On Fri, 28 Jul 2006, Kevin B. Hendricks wrote:

> Hi Bill,

*>
**> > Splus8.0 has something like what you are talking about
**> > that provides a fast way to compute
**> > sapply(split(xVector, integerGroupCode), summaryFunction)
**> > for some common summary functions. The 'integerGroupCode'
**> > is typically the codes from a factor, but you could compute
**> > it in other ways. It needs to be a "small" integer in
**> > the range 1:ngroups (like the 'bin' argument to tabulate).
**> > Like tabulate(), which is called from table(), these are
**> > meant to be called from other functions that can set up
**> > appropriate group codes. E.g., groupSums or rowSums or
**> > fancier things could be based on this.
**> >
**> > They do not insist you sort the input in any way. That
**> > would really only be useful for group medians and we haven't
**> > written that one yet.
**>
**> The sort is also useful for recoding each group into subgroups based
**> on some other numeric vector. This is the problem I run into trying
**> to build portfolios that can be used as benchmarks for long term
**> stock returns.
**>
**> Another issue I have is that to recode a long character string that I
**> use as a sort key for accessing a subgroup of the data in the
**> data.frame to a set of small integers is not fast. I can make a fast
**> implementation if the data is sorted by the key, but without the
**> sort, just converting my sort keys to the required small integer
**> codes would be expensive for very long vectors since my small integer
**> codes would have to reflect the order of the data (ie. be increasing
**> subportfolio numbers).
*

True, but the underlying grouped summary code shouldn't require you to do the sorting. If

codes <- match(char, sort(unique(char))) is too slow then you could try sorting the data set by th 'char' column and doing

codes <- cumsum(char[-1] != char[-length(char)]) (loop over columns before doing cumsum if there are several columns).

If that isn't fast enough, then you could sort in the C code as well, but I think there could be lots of cases where that is slower.

I've used this code for out of core applications, where I definitely do not want to sort the whole dataset.

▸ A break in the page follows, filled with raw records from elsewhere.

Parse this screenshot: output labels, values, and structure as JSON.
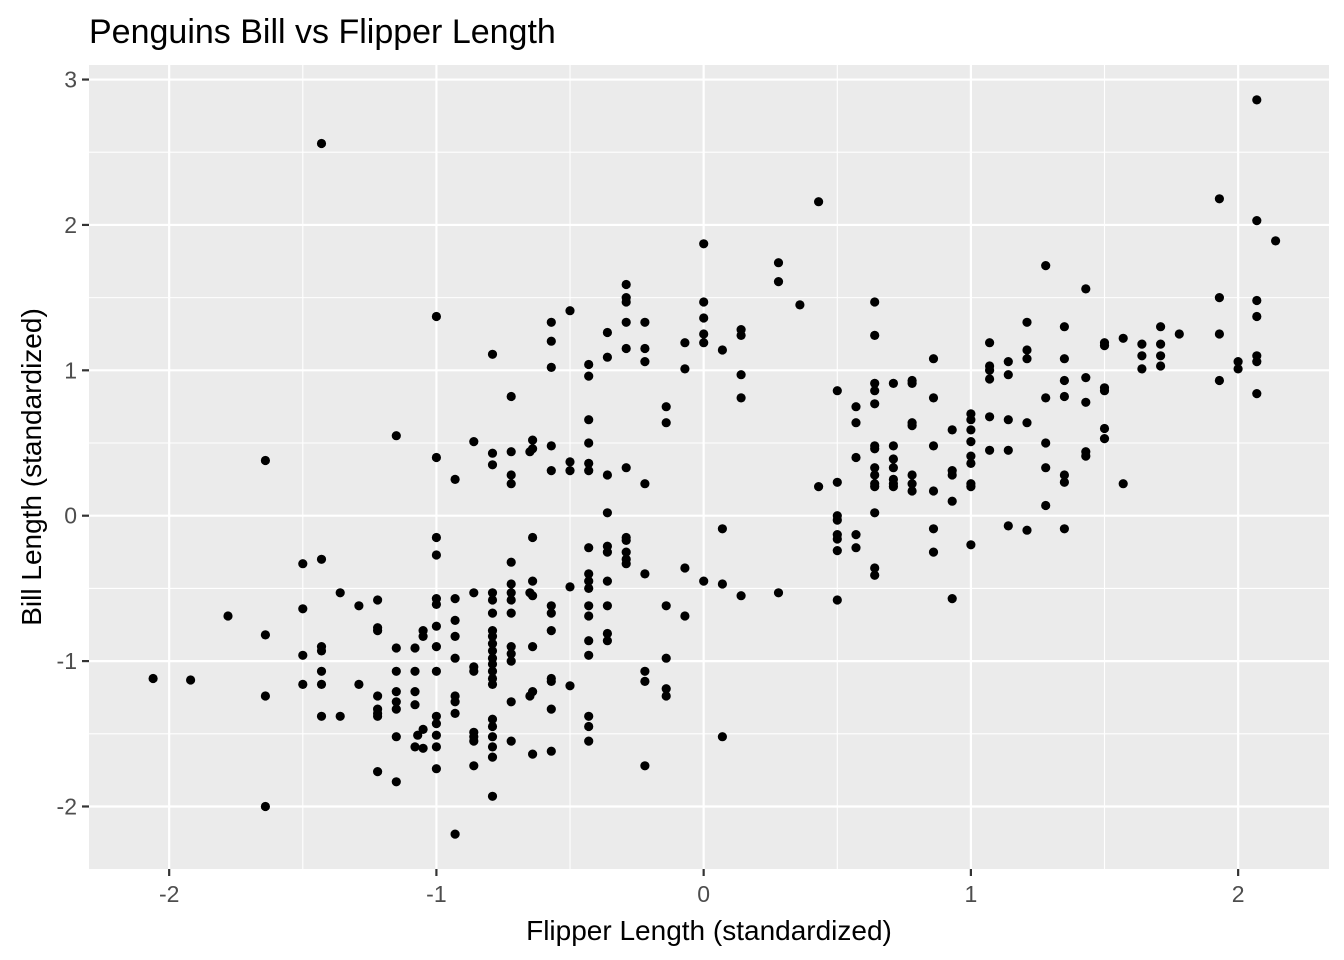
{
  "chart_data": {
    "type": "scatter",
    "title": "Penguins Bill vs Flipper Length",
    "xlabel": "Flipper Length (standardized)",
    "ylabel": "Bill Length (standardized)",
    "xlim": [
      -2.3,
      2.34
    ],
    "ylim": [
      -2.43,
      3.1
    ],
    "x_ticks": [
      -2,
      -1,
      0,
      1,
      2
    ],
    "x_tick_labels": [
      "-2",
      "-1",
      "0",
      "1",
      "2"
    ],
    "y_ticks": [
      -2,
      -1,
      0,
      1,
      2,
      3
    ],
    "y_tick_labels": [
      "-2",
      "-1",
      "0",
      "1",
      "2",
      "3"
    ],
    "grid": true,
    "point_color": "#000000",
    "panel_color": "#ebebeb",
    "points": [
      [
        -2.06,
        -1.12
      ],
      [
        -1.92,
        -1.13
      ],
      [
        -1.78,
        -0.69
      ],
      [
        -1.64,
        0.38
      ],
      [
        -1.64,
        -0.82
      ],
      [
        -1.64,
        -1.24
      ],
      [
        -1.64,
        -2.0
      ],
      [
        -1.5,
        -0.33
      ],
      [
        -1.5,
        -0.64
      ],
      [
        -1.5,
        -0.96
      ],
      [
        -1.5,
        -1.16
      ],
      [
        -1.43,
        2.56
      ],
      [
        -1.43,
        -0.3
      ],
      [
        -1.43,
        -0.9
      ],
      [
        -1.43,
        -0.93
      ],
      [
        -1.43,
        -1.07
      ],
      [
        -1.43,
        -1.16
      ],
      [
        -1.43,
        -1.38
      ],
      [
        -1.36,
        -0.53
      ],
      [
        -1.36,
        -1.38
      ],
      [
        -1.29,
        -0.62
      ],
      [
        -1.29,
        -1.16
      ],
      [
        -1.22,
        -0.58
      ],
      [
        -1.22,
        -0.77
      ],
      [
        -1.22,
        -0.79
      ],
      [
        -1.22,
        -1.24
      ],
      [
        -1.22,
        -1.33
      ],
      [
        -1.22,
        -1.36
      ],
      [
        -1.22,
        -1.38
      ],
      [
        -1.22,
        -1.76
      ],
      [
        -1.15,
        0.55
      ],
      [
        -1.15,
        -0.91
      ],
      [
        -1.15,
        -1.07
      ],
      [
        -1.15,
        -1.21
      ],
      [
        -1.15,
        -1.28
      ],
      [
        -1.15,
        -1.33
      ],
      [
        -1.15,
        -1.52
      ],
      [
        -1.15,
        -1.83
      ],
      [
        -1.08,
        -0.91
      ],
      [
        -1.08,
        -1.07
      ],
      [
        -1.08,
        -1.21
      ],
      [
        -1.08,
        -1.3
      ],
      [
        -1.08,
        -1.59
      ],
      [
        -1.07,
        -1.51
      ],
      [
        -1.05,
        -0.79
      ],
      [
        -1.05,
        -0.83
      ],
      [
        -1.05,
        -1.47
      ],
      [
        -1.05,
        -1.6
      ],
      [
        -1.0,
        1.37
      ],
      [
        -1.0,
        0.4
      ],
      [
        -1.0,
        -0.15
      ],
      [
        -1.0,
        -0.27
      ],
      [
        -1.0,
        -0.57
      ],
      [
        -1.0,
        -0.61
      ],
      [
        -1.0,
        -0.76
      ],
      [
        -1.0,
        -0.9
      ],
      [
        -1.0,
        -1.07
      ],
      [
        -1.0,
        -1.38
      ],
      [
        -1.0,
        -1.43
      ],
      [
        -1.0,
        -1.51
      ],
      [
        -1.0,
        -1.59
      ],
      [
        -1.0,
        -1.74
      ],
      [
        -0.93,
        0.25
      ],
      [
        -0.93,
        -0.57
      ],
      [
        -0.93,
        -0.72
      ],
      [
        -0.93,
        -0.83
      ],
      [
        -0.93,
        -0.98
      ],
      [
        -0.93,
        -1.24
      ],
      [
        -0.93,
        -1.28
      ],
      [
        -0.93,
        -1.36
      ],
      [
        -0.93,
        -2.19
      ],
      [
        -0.86,
        0.51
      ],
      [
        -0.86,
        -0.53
      ],
      [
        -0.86,
        -1.04
      ],
      [
        -0.86,
        -1.07
      ],
      [
        -0.86,
        -1.49
      ],
      [
        -0.86,
        -1.52
      ],
      [
        -0.86,
        -1.55
      ],
      [
        -0.86,
        -1.72
      ],
      [
        -0.79,
        1.11
      ],
      [
        -0.79,
        0.43
      ],
      [
        -0.79,
        0.35
      ],
      [
        -0.79,
        -0.53
      ],
      [
        -0.79,
        -0.58
      ],
      [
        -0.79,
        -0.67
      ],
      [
        -0.79,
        -0.79
      ],
      [
        -0.79,
        -0.83
      ],
      [
        -0.79,
        -0.88
      ],
      [
        -0.79,
        -0.93
      ],
      [
        -0.79,
        -0.98
      ],
      [
        -0.79,
        -1.02
      ],
      [
        -0.79,
        -1.07
      ],
      [
        -0.79,
        -1.12
      ],
      [
        -0.79,
        -1.16
      ],
      [
        -0.79,
        -1.4
      ],
      [
        -0.79,
        -1.45
      ],
      [
        -0.79,
        -1.52
      ],
      [
        -0.79,
        -1.59
      ],
      [
        -0.79,
        -1.66
      ],
      [
        -0.79,
        -1.93
      ],
      [
        -0.72,
        0.82
      ],
      [
        -0.72,
        0.44
      ],
      [
        -0.72,
        0.28
      ],
      [
        -0.72,
        0.22
      ],
      [
        -0.72,
        -0.32
      ],
      [
        -0.72,
        -0.47
      ],
      [
        -0.72,
        -0.53
      ],
      [
        -0.72,
        -0.58
      ],
      [
        -0.72,
        -0.67
      ],
      [
        -0.72,
        -0.9
      ],
      [
        -0.72,
        -0.95
      ],
      [
        -0.72,
        -1.0
      ],
      [
        -0.72,
        -1.28
      ],
      [
        -0.72,
        -1.55
      ],
      [
        -0.65,
        0.44
      ],
      [
        -0.65,
        -0.53
      ],
      [
        -0.65,
        -1.24
      ],
      [
        -0.64,
        0.52
      ],
      [
        -0.64,
        0.46
      ],
      [
        -0.64,
        -0.15
      ],
      [
        -0.64,
        -0.45
      ],
      [
        -0.64,
        -0.55
      ],
      [
        -0.64,
        -0.9
      ],
      [
        -0.64,
        -1.21
      ],
      [
        -0.64,
        -1.64
      ],
      [
        -0.57,
        1.33
      ],
      [
        -0.57,
        1.2
      ],
      [
        -0.57,
        1.02
      ],
      [
        -0.57,
        0.48
      ],
      [
        -0.57,
        0.31
      ],
      [
        -0.57,
        -0.62
      ],
      [
        -0.57,
        -0.67
      ],
      [
        -0.57,
        -0.79
      ],
      [
        -0.57,
        -1.12
      ],
      [
        -0.57,
        -1.14
      ],
      [
        -0.57,
        -1.33
      ],
      [
        -0.57,
        -1.62
      ],
      [
        -0.5,
        1.41
      ],
      [
        -0.5,
        0.37
      ],
      [
        -0.5,
        0.31
      ],
      [
        -0.5,
        -0.49
      ],
      [
        -0.5,
        -1.17
      ],
      [
        -0.43,
        1.04
      ],
      [
        -0.43,
        0.96
      ],
      [
        -0.43,
        0.66
      ],
      [
        -0.43,
        0.5
      ],
      [
        -0.43,
        0.36
      ],
      [
        -0.43,
        0.31
      ],
      [
        -0.43,
        -0.22
      ],
      [
        -0.43,
        -0.4
      ],
      [
        -0.43,
        -0.45
      ],
      [
        -0.43,
        -0.5
      ],
      [
        -0.43,
        -0.62
      ],
      [
        -0.43,
        -0.69
      ],
      [
        -0.43,
        -0.86
      ],
      [
        -0.43,
        -0.96
      ],
      [
        -0.43,
        -1.38
      ],
      [
        -0.43,
        -1.45
      ],
      [
        -0.43,
        -1.55
      ],
      [
        -0.36,
        1.26
      ],
      [
        -0.36,
        1.09
      ],
      [
        -0.36,
        0.28
      ],
      [
        -0.36,
        0.02
      ],
      [
        -0.36,
        -0.21
      ],
      [
        -0.36,
        -0.25
      ],
      [
        -0.36,
        -0.45
      ],
      [
        -0.36,
        -0.62
      ],
      [
        -0.36,
        -0.81
      ],
      [
        -0.36,
        -0.86
      ],
      [
        -0.29,
        1.59
      ],
      [
        -0.29,
        1.5
      ],
      [
        -0.29,
        1.47
      ],
      [
        -0.29,
        1.33
      ],
      [
        -0.29,
        1.15
      ],
      [
        -0.29,
        0.33
      ],
      [
        -0.29,
        -0.15
      ],
      [
        -0.29,
        -0.17
      ],
      [
        -0.29,
        -0.25
      ],
      [
        -0.29,
        -0.3
      ],
      [
        -0.29,
        -0.33
      ],
      [
        -0.22,
        1.33
      ],
      [
        -0.22,
        1.15
      ],
      [
        -0.22,
        1.06
      ],
      [
        -0.22,
        0.22
      ],
      [
        -0.22,
        -0.4
      ],
      [
        -0.22,
        -1.07
      ],
      [
        -0.22,
        -1.14
      ],
      [
        -0.22,
        -1.72
      ],
      [
        -0.14,
        0.75
      ],
      [
        -0.14,
        0.64
      ],
      [
        -0.14,
        -0.62
      ],
      [
        -0.14,
        -0.98
      ],
      [
        -0.14,
        -1.19
      ],
      [
        -0.14,
        -1.24
      ],
      [
        -0.07,
        1.19
      ],
      [
        -0.07,
        1.01
      ],
      [
        -0.07,
        -0.36
      ],
      [
        -0.07,
        -0.69
      ],
      [
        0.0,
        1.87
      ],
      [
        0.0,
        1.47
      ],
      [
        0.0,
        1.36
      ],
      [
        0.0,
        1.25
      ],
      [
        0.0,
        1.19
      ],
      [
        0.0,
        -0.45
      ],
      [
        0.07,
        1.14
      ],
      [
        0.07,
        -0.09
      ],
      [
        0.07,
        -0.47
      ],
      [
        0.07,
        -1.52
      ],
      [
        0.14,
        1.28
      ],
      [
        0.14,
        1.24
      ],
      [
        0.14,
        0.97
      ],
      [
        0.14,
        0.81
      ],
      [
        0.14,
        -0.55
      ],
      [
        0.28,
        1.74
      ],
      [
        0.28,
        1.61
      ],
      [
        0.28,
        -0.53
      ],
      [
        0.36,
        1.45
      ],
      [
        0.43,
        2.16
      ],
      [
        0.43,
        0.2
      ],
      [
        0.5,
        0.86
      ],
      [
        0.5,
        0.23
      ],
      [
        0.5,
        0.0
      ],
      [
        0.5,
        -0.03
      ],
      [
        0.5,
        -0.13
      ],
      [
        0.5,
        -0.16
      ],
      [
        0.5,
        -0.24
      ],
      [
        0.5,
        -0.58
      ],
      [
        0.57,
        0.75
      ],
      [
        0.57,
        0.64
      ],
      [
        0.57,
        0.4
      ],
      [
        0.57,
        -0.13
      ],
      [
        0.57,
        -0.22
      ],
      [
        0.64,
        1.47
      ],
      [
        0.64,
        1.24
      ],
      [
        0.64,
        0.91
      ],
      [
        0.64,
        0.86
      ],
      [
        0.64,
        0.77
      ],
      [
        0.64,
        0.48
      ],
      [
        0.64,
        0.46
      ],
      [
        0.64,
        0.33
      ],
      [
        0.64,
        0.28
      ],
      [
        0.64,
        0.22
      ],
      [
        0.64,
        0.2
      ],
      [
        0.64,
        0.02
      ],
      [
        0.64,
        -0.36
      ],
      [
        0.64,
        -0.41
      ],
      [
        0.71,
        0.91
      ],
      [
        0.71,
        0.48
      ],
      [
        0.71,
        0.39
      ],
      [
        0.71,
        0.33
      ],
      [
        0.71,
        0.25
      ],
      [
        0.71,
        0.22
      ],
      [
        0.71,
        0.2
      ],
      [
        0.78,
        0.93
      ],
      [
        0.78,
        0.91
      ],
      [
        0.78,
        0.64
      ],
      [
        0.78,
        0.62
      ],
      [
        0.78,
        0.28
      ],
      [
        0.78,
        0.22
      ],
      [
        0.78,
        0.17
      ],
      [
        0.86,
        1.08
      ],
      [
        0.86,
        0.81
      ],
      [
        0.86,
        0.48
      ],
      [
        0.86,
        0.17
      ],
      [
        0.86,
        -0.09
      ],
      [
        0.86,
        -0.25
      ],
      [
        0.93,
        0.59
      ],
      [
        0.93,
        0.31
      ],
      [
        0.93,
        0.28
      ],
      [
        0.93,
        0.1
      ],
      [
        0.93,
        -0.57
      ],
      [
        1.0,
        0.7
      ],
      [
        1.0,
        0.66
      ],
      [
        1.0,
        0.59
      ],
      [
        1.0,
        0.51
      ],
      [
        1.0,
        0.41
      ],
      [
        1.0,
        0.36
      ],
      [
        1.0,
        0.22
      ],
      [
        1.0,
        0.2
      ],
      [
        1.0,
        -0.2
      ],
      [
        1.07,
        1.19
      ],
      [
        1.07,
        1.03
      ],
      [
        1.07,
        1.0
      ],
      [
        1.07,
        0.94
      ],
      [
        1.07,
        0.68
      ],
      [
        1.07,
        0.45
      ],
      [
        1.14,
        1.06
      ],
      [
        1.14,
        0.97
      ],
      [
        1.14,
        0.66
      ],
      [
        1.14,
        0.45
      ],
      [
        1.14,
        -0.07
      ],
      [
        1.21,
        1.33
      ],
      [
        1.21,
        1.14
      ],
      [
        1.21,
        1.08
      ],
      [
        1.21,
        0.64
      ],
      [
        1.21,
        -0.1
      ],
      [
        1.28,
        1.72
      ],
      [
        1.28,
        0.81
      ],
      [
        1.28,
        0.5
      ],
      [
        1.28,
        0.33
      ],
      [
        1.28,
        0.07
      ],
      [
        1.35,
        1.3
      ],
      [
        1.35,
        1.08
      ],
      [
        1.35,
        0.93
      ],
      [
        1.35,
        0.82
      ],
      [
        1.35,
        0.28
      ],
      [
        1.35,
        0.23
      ],
      [
        1.35,
        -0.09
      ],
      [
        1.43,
        1.56
      ],
      [
        1.43,
        0.95
      ],
      [
        1.43,
        0.78
      ],
      [
        1.43,
        0.44
      ],
      [
        1.43,
        0.41
      ],
      [
        1.5,
        1.19
      ],
      [
        1.5,
        1.17
      ],
      [
        1.5,
        0.88
      ],
      [
        1.5,
        0.86
      ],
      [
        1.5,
        0.6
      ],
      [
        1.5,
        0.53
      ],
      [
        1.57,
        1.22
      ],
      [
        1.57,
        0.22
      ],
      [
        1.64,
        1.18
      ],
      [
        1.64,
        1.1
      ],
      [
        1.64,
        1.01
      ],
      [
        1.71,
        1.3
      ],
      [
        1.71,
        1.18
      ],
      [
        1.71,
        1.1
      ],
      [
        1.71,
        1.03
      ],
      [
        1.78,
        1.25
      ],
      [
        1.93,
        2.18
      ],
      [
        1.93,
        1.5
      ],
      [
        1.93,
        1.25
      ],
      [
        1.93,
        0.93
      ],
      [
        2.0,
        1.06
      ],
      [
        2.0,
        1.01
      ],
      [
        2.07,
        2.86
      ],
      [
        2.07,
        2.03
      ],
      [
        2.07,
        1.48
      ],
      [
        2.07,
        1.37
      ],
      [
        2.07,
        1.1
      ],
      [
        2.07,
        1.06
      ],
      [
        2.07,
        0.84
      ],
      [
        2.14,
        1.89
      ]
    ]
  }
}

> More specifically, I am now converting all of my SAS code to R code

*> and the problem is I have lots of snippets of SAS that do the
**> following ...
**>
**> PROC SORT;
**> BY MDSIZ FSIZ;
**>
**> /* WRITE OUT THE MIN SIZE CUTOFF VALUES */
**> PROC UNIVARIATE NOPRINT;
**> VAR FSIZ;
**> BY MDSIZ;
**> OUTPUT OUT=TMPS1 MIN=XMIN;
**>
**> where my sort key MDSIZ is a character string that is the
**> concatenation of the month ending date MD and the size portfolio of a
**> particular firm (SIZ) and I want to find the cutoff points (the mins)
**> for each of the portfolios for every month end date across all traded
**> firms.
**>
**>
**> >
**> > The typical prototype is
**> >
**> >> igroupSums
**> > function(x, group = NULL, na.rm = F, weights = NULL, ngroups = if
**> > (is.null(
**> > group)) 1 else max(as.integer(group), na.rm = T))
**> >
**> > and the currently supported summary functions are
**> > mean : igroupMeans
**> > sum : igroupSums
**> > prod : igroupProds
**> > min : igroupMins
**> > max : igroupMaxs
**> > range : igroupRanges
**> > any : igroupAnys
**> > all : igroupAlls
**>
**> SAS is similar in that is also has a specific list of functions you
**> can request including all of the basic stats from a PROC univariate
**> including higher moment stuff (skewness, kurtosis, robust
**> statistics, and even statistical test results for each coded
**> subgroup, and the nice thing is all combinations can be done with one
**> call.
**>
**> But to do that SAS does require the presorting, but it does run
**> really fast for even super long vectors with lots of sort keys.
**>
**> Similarly the next snippet of code, will take the file and resort it
**> by the portfolio key and then the market to book ratio (MTB) for all
**> trading firms for all monthly periods since 1980. It will then
**> split each size portfolio for each month ending date into 5 equal
**> portfolios based on market to book ratios (thus the need for the
**> sort). SAS returns a coded integer vector PMTB (made up of 1s to 5
**> with 1s's for the smallest MTB and 5 for the largest MTB) repeated
**> for each subgroup of MDSIZ. PMTB matches the original vector in
**> length and therefore fits right into the data frame.
**>
**> /* SPLIT INTO Market to Book QUINTILES BY MDSIZ */
**> PROC SORT;
**> BY MDSIZ MTB;
**> PROC RANK GROUPS=5 OUT=TMPS0;
**> VAR MTB;
**> RANKS PMTB;
**> BY MDSIZ;
**>
**> The problem of assigning elements of a long data vector to portfolios
**> and sub portfolios based on the values of specific data columns which
**> must be calculated at each step and are not fixed or hardcoded is one
**> that finance can run into (and therefore I run into it).
**>
**> So by sorting I could handle the need for "small integer" recoding
**> and the small integers would have meaning (i.e. higher values will
**> represent larger MTB firms, etc).
**>
**> That just leaves the problem of calculating stats on short sequences
**> of of a longer integer.
**>
**> > They are fast:
**> >
**> >> x<-runif(2e6)
**> >> i<-rep(1:1e6, 2)
**> >> sys.time(sx <- igroupSums(x,i))
**> > [1] 0.66 0.67
**> >> length(sx)
**> > [1] 1000000
**> >
**> > On that machine R takes 44 seconds to go the lapply/split
**> > route:
**> >
**> >> unix.time(unlist(lapply(split(x,i), sum)))
**> > [1] 43.24 0.78 44.11 0.00 0.00
**>
**>
**> Yes! That is exactly what I need.
**>
**> Are there plans for adding something like that to R?
**>
**> Thanks,
**>
**> Kevin
**>
**>
*